Architecture: The Four Layers
Herd simplifies the complexity of microVM orchestration by implementing a four-layer delivery stack. This design allows standard application developers to leverage the security and isolation of Firecracker without managing raw disk images or network configurations.
📦 Layer 1: OCI Translation
Herd treats standard Docker/OCI images as first-class citizens. When you deploy an image, Herd performs the following:
- Metadata Extraction: It parses the image manifest for CMD, WORKDIR, and ENV variables.
- Snapshotting: Using containerd and the devmapper snapshotter, it creates a Copy-on-Write (CoW) block device from the image layers.
- Thin-Pool Management: Host storage is managed via a dedicated devmapper thin-pool, ensuring microVMs share image data while having isolated write layers.
⚡ Layer 2: L7 "Wake-on-Request" Proxy
The Herd Data Plane is a high-speed reverse proxy that manages session-affine routing.
- Traffic Interception: Requests arriving on the Data Plane (port 8080) are inspected for an X-Session-ID header.
- Cold Booting: If a session ID is provided but the corresponding microVM is not running, the proxy triggers a cold-boot sequence (sub-500ms) before forwarding the traffic.
- Connectivity: Once the VM is ready, traffic is tunneled through the hypervisor boundary into the guest.
🌐 Layer 3: Automated IPAM
Networking is isolated at the host level to prevent neighbor scanning and provide absolute containment.
- TAP Interfaces: Each microVM gets its own unique TAP device linked to a host-side bridge.
- Point-to-Point Networking: VMs are configured with a /32 IP address, routing all traffic through a virtual gateway on the host.
- TAP Ownership: To maintain privilege separation, Herd explicitly assigns the TAP device's ownership to the unprivileged jailer user during creation, allowing the jailed Firecracker process to attach to it without CAP_NET_ADMIN.
- NAT Routing: Herd automatically manages iptables NAT (MASQUERADE) and FORWARD rules to allow internet access while preventing VM-to-VM traffic.
🤖 Layer 4: Guest Agent Execution
The herd-guest-agent is the bridge between the host daemon and the user workload.

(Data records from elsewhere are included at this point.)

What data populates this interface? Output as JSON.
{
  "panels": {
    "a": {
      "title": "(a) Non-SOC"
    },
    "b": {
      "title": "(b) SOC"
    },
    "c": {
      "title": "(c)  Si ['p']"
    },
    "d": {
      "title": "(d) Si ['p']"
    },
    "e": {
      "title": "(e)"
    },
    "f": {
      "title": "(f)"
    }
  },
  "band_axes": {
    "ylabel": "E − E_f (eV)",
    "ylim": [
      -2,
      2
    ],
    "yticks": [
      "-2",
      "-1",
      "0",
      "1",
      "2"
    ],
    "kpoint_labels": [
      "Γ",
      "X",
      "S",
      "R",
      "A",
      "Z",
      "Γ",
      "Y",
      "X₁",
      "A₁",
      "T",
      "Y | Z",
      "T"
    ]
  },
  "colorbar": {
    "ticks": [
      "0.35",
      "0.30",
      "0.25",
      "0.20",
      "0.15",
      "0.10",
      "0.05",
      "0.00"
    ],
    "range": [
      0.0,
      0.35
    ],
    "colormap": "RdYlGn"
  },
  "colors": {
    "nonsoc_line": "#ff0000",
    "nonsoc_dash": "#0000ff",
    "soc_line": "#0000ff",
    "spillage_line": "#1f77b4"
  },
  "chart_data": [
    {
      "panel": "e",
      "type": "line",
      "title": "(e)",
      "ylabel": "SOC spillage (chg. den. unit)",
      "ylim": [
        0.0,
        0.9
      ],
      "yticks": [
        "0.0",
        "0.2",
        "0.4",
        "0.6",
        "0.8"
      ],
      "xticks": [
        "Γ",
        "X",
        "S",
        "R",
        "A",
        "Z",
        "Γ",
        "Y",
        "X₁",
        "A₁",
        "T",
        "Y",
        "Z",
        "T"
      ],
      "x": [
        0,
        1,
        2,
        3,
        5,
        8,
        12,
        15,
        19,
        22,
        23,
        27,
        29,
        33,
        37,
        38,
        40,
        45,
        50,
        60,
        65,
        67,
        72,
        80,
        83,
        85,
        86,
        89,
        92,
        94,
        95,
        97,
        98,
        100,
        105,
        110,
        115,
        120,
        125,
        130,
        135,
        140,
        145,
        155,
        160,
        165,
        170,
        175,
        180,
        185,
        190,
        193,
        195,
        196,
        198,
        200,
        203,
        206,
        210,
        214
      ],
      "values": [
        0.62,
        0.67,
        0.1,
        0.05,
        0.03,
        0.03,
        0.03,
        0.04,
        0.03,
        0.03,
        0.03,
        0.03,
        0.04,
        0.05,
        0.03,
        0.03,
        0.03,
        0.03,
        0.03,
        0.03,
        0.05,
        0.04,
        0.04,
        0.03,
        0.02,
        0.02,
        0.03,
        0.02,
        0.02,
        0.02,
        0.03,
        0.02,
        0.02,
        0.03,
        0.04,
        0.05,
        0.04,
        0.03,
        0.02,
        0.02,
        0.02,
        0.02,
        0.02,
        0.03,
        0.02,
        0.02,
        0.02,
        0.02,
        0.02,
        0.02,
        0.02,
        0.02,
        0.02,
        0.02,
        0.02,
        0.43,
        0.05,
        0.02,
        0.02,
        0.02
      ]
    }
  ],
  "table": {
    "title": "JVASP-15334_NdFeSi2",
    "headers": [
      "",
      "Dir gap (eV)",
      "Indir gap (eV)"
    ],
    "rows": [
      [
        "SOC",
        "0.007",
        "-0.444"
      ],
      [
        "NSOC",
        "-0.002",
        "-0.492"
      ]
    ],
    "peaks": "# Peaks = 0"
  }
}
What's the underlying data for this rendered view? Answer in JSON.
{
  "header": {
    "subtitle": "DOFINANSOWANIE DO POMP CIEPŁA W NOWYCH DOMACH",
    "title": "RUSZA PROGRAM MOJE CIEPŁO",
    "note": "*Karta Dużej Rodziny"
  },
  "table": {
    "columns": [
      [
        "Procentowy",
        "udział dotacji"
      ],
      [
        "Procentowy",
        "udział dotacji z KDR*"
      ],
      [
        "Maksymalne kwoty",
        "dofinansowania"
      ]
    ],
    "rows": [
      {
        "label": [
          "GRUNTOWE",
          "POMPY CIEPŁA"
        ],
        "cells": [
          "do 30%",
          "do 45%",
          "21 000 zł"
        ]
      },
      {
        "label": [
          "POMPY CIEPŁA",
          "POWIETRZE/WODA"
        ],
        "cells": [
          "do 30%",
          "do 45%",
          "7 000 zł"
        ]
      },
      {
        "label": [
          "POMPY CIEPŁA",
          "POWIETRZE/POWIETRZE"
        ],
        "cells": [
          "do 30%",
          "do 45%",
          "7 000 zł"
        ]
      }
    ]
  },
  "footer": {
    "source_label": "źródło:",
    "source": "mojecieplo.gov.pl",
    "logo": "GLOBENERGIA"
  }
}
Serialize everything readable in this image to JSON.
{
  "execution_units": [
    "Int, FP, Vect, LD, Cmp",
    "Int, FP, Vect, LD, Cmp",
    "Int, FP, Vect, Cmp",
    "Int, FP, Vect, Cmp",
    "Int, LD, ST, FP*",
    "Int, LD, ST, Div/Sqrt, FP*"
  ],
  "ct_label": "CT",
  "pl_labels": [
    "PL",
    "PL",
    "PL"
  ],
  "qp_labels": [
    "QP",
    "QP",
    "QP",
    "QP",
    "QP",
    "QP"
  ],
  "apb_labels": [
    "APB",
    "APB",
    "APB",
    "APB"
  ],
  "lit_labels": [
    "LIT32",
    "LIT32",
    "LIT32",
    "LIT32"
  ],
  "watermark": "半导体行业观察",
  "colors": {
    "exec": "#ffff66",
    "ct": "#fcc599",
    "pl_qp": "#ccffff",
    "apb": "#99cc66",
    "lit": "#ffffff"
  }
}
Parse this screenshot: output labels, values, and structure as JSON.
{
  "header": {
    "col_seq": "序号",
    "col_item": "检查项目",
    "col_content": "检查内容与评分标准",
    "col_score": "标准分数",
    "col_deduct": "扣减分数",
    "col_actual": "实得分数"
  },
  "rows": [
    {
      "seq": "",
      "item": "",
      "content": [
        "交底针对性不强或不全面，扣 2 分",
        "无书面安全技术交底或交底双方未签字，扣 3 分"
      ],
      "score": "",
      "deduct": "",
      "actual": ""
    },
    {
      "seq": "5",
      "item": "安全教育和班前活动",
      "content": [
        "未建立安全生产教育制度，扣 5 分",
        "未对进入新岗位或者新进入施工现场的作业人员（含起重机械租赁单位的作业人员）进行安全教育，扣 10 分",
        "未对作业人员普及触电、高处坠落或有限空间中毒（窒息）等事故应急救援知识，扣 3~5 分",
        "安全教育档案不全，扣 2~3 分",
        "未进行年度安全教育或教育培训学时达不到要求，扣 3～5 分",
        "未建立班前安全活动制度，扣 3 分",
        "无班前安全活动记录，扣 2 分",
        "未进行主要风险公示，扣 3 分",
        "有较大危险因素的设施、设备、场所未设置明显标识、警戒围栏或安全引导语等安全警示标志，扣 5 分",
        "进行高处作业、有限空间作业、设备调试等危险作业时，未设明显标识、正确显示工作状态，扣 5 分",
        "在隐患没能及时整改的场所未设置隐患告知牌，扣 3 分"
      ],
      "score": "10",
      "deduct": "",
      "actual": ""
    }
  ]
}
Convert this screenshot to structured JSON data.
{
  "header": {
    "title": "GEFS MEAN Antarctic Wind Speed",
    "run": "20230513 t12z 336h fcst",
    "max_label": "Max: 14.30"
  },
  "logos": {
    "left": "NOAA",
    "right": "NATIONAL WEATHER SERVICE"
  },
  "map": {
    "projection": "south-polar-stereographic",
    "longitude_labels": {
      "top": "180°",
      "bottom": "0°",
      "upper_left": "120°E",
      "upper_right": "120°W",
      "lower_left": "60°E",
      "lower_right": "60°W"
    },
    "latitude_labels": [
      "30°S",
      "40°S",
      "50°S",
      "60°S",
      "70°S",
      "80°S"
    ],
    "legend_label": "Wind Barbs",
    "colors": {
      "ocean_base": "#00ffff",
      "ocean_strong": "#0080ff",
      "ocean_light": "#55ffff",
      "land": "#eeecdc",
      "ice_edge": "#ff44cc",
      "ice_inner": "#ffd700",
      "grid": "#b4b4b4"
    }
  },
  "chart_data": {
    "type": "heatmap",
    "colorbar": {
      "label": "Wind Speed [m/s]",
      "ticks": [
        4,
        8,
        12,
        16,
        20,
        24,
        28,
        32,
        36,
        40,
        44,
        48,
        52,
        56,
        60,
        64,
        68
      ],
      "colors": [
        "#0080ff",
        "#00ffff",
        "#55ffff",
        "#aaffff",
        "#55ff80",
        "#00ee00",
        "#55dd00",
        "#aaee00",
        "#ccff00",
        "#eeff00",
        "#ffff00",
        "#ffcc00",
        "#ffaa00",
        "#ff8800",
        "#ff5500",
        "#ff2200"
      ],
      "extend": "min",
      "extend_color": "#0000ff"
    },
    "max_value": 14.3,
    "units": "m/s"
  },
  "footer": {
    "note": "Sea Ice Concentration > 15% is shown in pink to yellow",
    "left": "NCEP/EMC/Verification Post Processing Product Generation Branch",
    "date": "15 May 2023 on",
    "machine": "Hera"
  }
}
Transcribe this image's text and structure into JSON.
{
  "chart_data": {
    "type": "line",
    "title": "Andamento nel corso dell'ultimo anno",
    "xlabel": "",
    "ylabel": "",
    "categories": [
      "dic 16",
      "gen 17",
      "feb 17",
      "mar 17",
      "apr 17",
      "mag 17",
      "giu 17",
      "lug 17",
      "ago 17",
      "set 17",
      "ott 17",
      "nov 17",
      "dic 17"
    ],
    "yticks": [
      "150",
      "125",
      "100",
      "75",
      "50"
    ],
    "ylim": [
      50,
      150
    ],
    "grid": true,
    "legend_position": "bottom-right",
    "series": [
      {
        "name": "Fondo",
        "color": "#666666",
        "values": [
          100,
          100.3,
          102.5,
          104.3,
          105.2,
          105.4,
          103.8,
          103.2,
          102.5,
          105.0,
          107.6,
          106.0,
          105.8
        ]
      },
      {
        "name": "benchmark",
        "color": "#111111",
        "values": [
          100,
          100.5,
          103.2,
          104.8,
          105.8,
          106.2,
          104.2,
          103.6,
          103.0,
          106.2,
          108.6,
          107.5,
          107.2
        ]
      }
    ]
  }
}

- Initialize RAM Disk (initrd): Herd injects the agent as an initrd ramdisk at boot time.
- PID 1 Role: The agent runs as PID 1 inside the VM, responsible for mounting virtual filesystems (/proc, /sys), configuring networking, and chroot-ing into the user's workload filesystem.
- Vsock Communication: The host communicates with the agent over AF_VSOCK, allowing for execution commands, logs, and heartbeats without an internal network listener.
🔒 Layer 5: Dynamic UID Isolation
Herd implements a "Dynamic UID Pool" to ensure that untrusted guest code is strictly contained in a distinct security domain. This prevents lateral movement (cross-jail attacks) in multi-tenant environments.
- Per-VM UID Leasing: Every concurrent microVM is assigned a unique, numeric UID from a configured pool (e.g.,
300000-301000). - Cryptographic Separation: Since each VM runs as a different UID, the Linux kernel prevents process A from signaling or interacting with process B.
- Filesystem & Device Ownership: Herd explicitly
chowns the VM's chroot root, vsock sockets, and block device nodes to the leased UID.
Directory & Device Ownership Model
| Path / Object | Creator | Owner | Mode | Purpose |
|---|---|---|---|---|
/srv/jailer/ |
herd init |
root:root |
0755 |
Base directory for all jails. |
.../firecracker/<vmID>/ |
Spawn |
root:root |
0755 |
Per-VM parent directory. |
.../root/ |
Spawn |
uid_N:uid_N |
0700 |
Chroot Root: Only the leased UID can enter. |
.../root/run/ |
Spawn |
uid_N:uid_N |
0700 |
Contains vsock sockets and config. |
.../root/dev/vda |
Spawn |
uid_N:uid_N |
0600 |
Block Device: Mknod node for the rootfs. |
tap-<suffix> |
Spawn |
uid_N:uid_N |
— | Network: TAP device owned by the jailer UID. |
[!NOTE] Numeric UIDs: These UIDs do not require entries in
/etc/passwd. The hypervisor and thejailerbinary operate directly on numeric IDs for speed and to avoid host-level configuration bloat.